Arianna Huffington on a New Definition of Success
I remember it as if it were yesterday: I was twenty-three years old and I was on a promotional tour for my first book, The Female Woman, which had become an unexpected international bestseller. I was sitting in my room in some anonymous European hotel. The room could have been a beautifully arranged still life. There were yellow roses on the desk, Swiss chocolates by my bed, and French champagne on ice. The only noise was the crackling of the ice as it slowly melted into water. The voice in my head was much louder. "Is that all there is?" Like a broken record, the question famously posed by Peggy Lee (for those old enough to remember) kept repeating itself in my brain, robbing me of the joy I had expected to find in my success. "Is that really all there is?" If this is "living," then what is life? Can the goal of life really be just about money and recognition? From a part of myself, deep inside me—from the part of me that is my mother's daughter—came a resounding "No!" It is an answer that turned me gradually but firmly away from lucrative offers to speak and write again and again on the subject of "the female woman." It started me instead on the first step of a long journey.

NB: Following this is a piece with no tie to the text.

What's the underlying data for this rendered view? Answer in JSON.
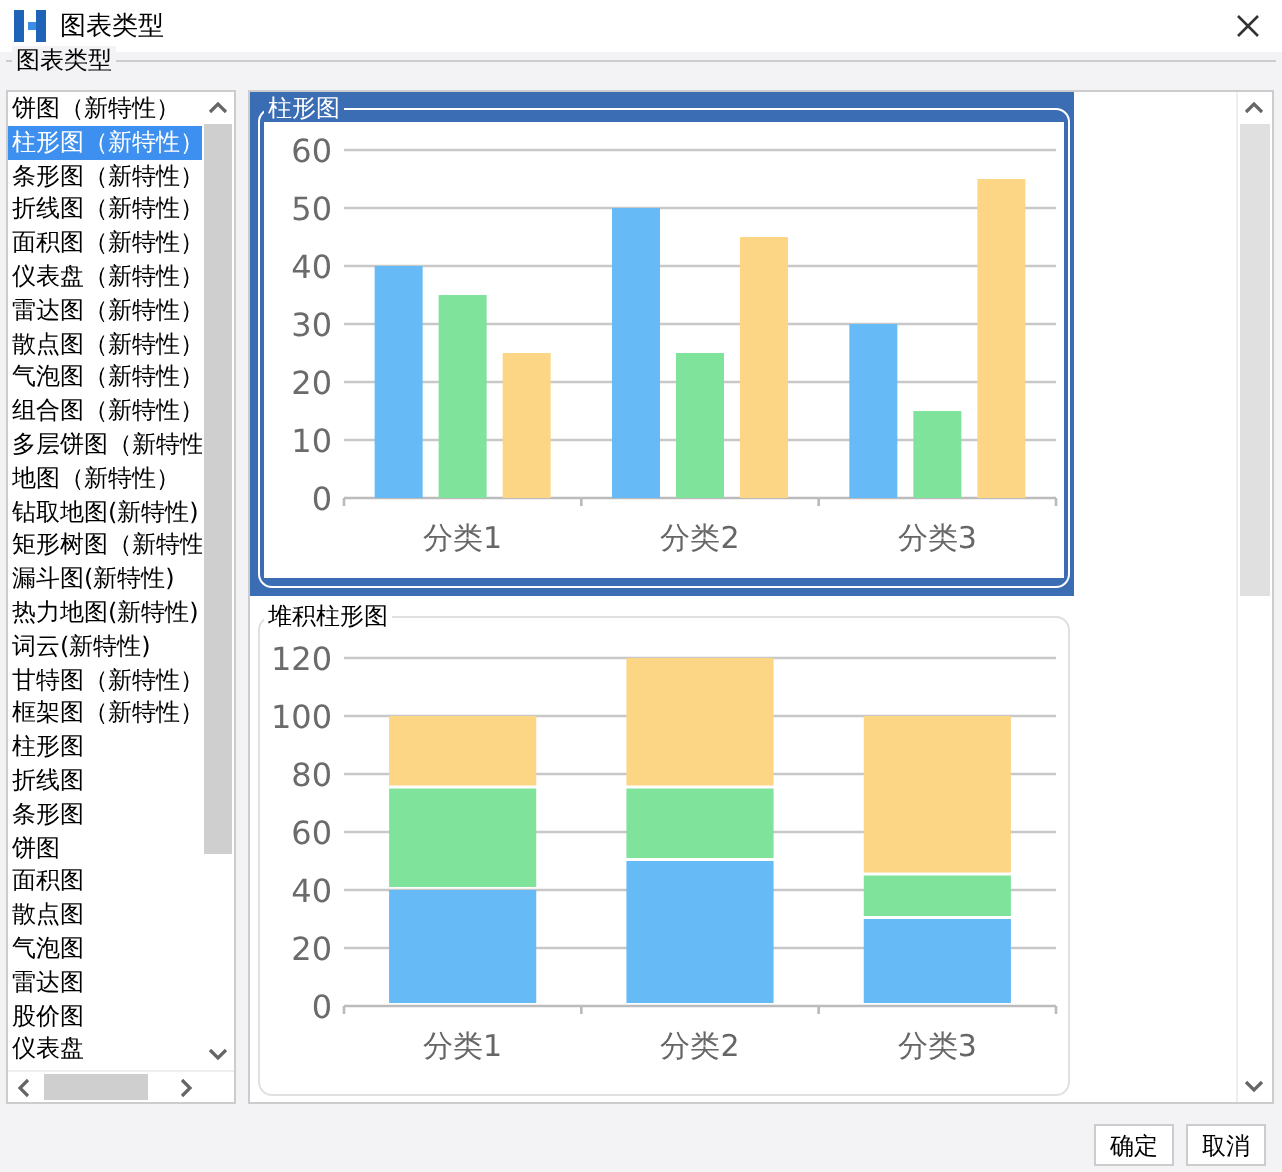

My journey from that first moment of recognition that I didn't want to live my life within the boundaries of what our culture defined as success was hardly a straight line. At times it was more like a spiral, with a lot of downturns when I found myself caught up in the very whirlwind that I knew would not lead to the life I most wanted.
That's how strong is the pull of the first two metrics, even for someone as blessed as I was to have a mother who lived a Third Metric life before I knew what the Third Metric was. That's why this book is a kind of a homecoming for me.
When I first lived in New York in the eighties, I found myself at lunches and dinners with people who had achieved the first two metrics of success—money and power—but who were still looking for something more. Lacking a line of royalty in America, we have elevated to princely realms the biggest champions of money and power. Since one gains today's throne not by fortune of birth but by the visible markers of success, we dream of the means by which we might be crowned. Or perhaps it's the constant expectation, drummed into us from childhood, that no matter how humble our origins we, too, can achieve the American dream. And the American dream, which has been exported all over the world, is currently defined as the acquisition of things: houses, cars, boats, jets, and other grown-up toys.
But I believe the second decade of this new century is already very different. There are, of course, still millions of people who equate success with money and power—who are determined to never get off that treadmill despite the cost in terms of their well-being, relationships, and happiness. There are still millions desperately looking for the next promotion, the next million-dollar payday that they believe will satisfy their longing to feel better about themselves, or silence their dissatisfaction. But both in the West and in emerging economies, there are more people every day who recognize that these are all dead ends—that they are chasing a broken dream. That we cannot find the answer in our current definition of success alone because—as Gertrude Stein once said of Oakland—"There is no there there."
More and more scientific studies and more and more health statistics are showing that the way we've been leading our lives—what we prioritize and what we value—is not working. And growing numbers of women—and men—are refusing to join the list of casualties. Instead, they are reevaluating their lives, looking to thrive rather than merely succeed based on how the world measures success.